The horn's echo hadn't faded when the first skittering shapes poured into the cavern.
Kael counted four… then six… then stopped counting.
They came from every angle, moving like spilled oil limbs bending the wrong way, too many joints, each one tipped with hooked claws. Their eyes if they had any were just pits of black that drank the light.
The one with the cracked face was gone, but Kael could feel it still. Somewhere in the dark, watching.
The smaller creatures didn't hesitate. The first lunged, mouth opening sideways to reveal rows of needle teeth.
Kael moved before thinking, sidestepping, twisting the ruined lamp frame in his hands like a club. The metal caught the creature across its jaw, sending it tumbling into the bone wall with a wet crunch.
Two more came from the left.
Kael dropped low, sweeping the lamp in an arc that caught one in the legs. It screeched the sound stabbing into his ears like hot wire and another slammed into his back.
The impact drove him to the ground. Claws raked across his shoulder, catching flesh.
Pain flashed but along with it, something else.
The stance. The reflex. The memory of movement. His body twisted under the weight, hand finding the creature's jaw, shoving it up while the other hand swung the lamp frame down into its exposed throat.

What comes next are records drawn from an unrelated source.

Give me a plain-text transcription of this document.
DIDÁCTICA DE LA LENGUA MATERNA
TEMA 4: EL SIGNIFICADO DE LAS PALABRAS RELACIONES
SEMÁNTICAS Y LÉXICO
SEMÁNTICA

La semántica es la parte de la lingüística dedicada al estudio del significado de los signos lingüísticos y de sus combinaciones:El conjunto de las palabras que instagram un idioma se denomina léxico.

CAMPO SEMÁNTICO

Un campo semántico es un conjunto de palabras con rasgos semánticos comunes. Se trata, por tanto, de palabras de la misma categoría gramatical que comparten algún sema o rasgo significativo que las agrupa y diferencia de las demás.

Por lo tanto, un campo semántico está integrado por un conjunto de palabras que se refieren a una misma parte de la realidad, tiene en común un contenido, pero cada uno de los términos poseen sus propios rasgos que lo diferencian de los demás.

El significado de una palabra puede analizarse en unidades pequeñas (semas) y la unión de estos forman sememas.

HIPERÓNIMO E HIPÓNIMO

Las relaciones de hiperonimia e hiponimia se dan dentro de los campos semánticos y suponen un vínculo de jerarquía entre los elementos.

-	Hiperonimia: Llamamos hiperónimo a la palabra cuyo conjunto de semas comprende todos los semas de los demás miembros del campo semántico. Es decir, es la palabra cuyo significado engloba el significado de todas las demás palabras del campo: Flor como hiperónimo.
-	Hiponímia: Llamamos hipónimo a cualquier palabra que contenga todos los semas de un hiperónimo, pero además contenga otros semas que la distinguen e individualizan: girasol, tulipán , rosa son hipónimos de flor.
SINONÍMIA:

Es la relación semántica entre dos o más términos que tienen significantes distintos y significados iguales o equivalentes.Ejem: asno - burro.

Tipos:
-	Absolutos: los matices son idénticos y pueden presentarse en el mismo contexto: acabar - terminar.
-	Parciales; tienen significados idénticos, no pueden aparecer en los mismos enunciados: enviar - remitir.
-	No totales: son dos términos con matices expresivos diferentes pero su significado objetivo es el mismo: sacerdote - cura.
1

The frame bent, but the thing went limp.
Blood, dark, thick, almost tar-like splashed across his hands.
No time to think.
Another came straight at his face. Kael ducked under it, rolling into a crouch. His hand brushed something sharp on the floor a broken bone shard, long as his forearm.
It fit his grip perfectly.
The next creature leapt, and Kael's arm moved like it remembered the motion driving the shard upward, through soft tissue, out the top of its skull. The body went slack midair, collapsing beside him.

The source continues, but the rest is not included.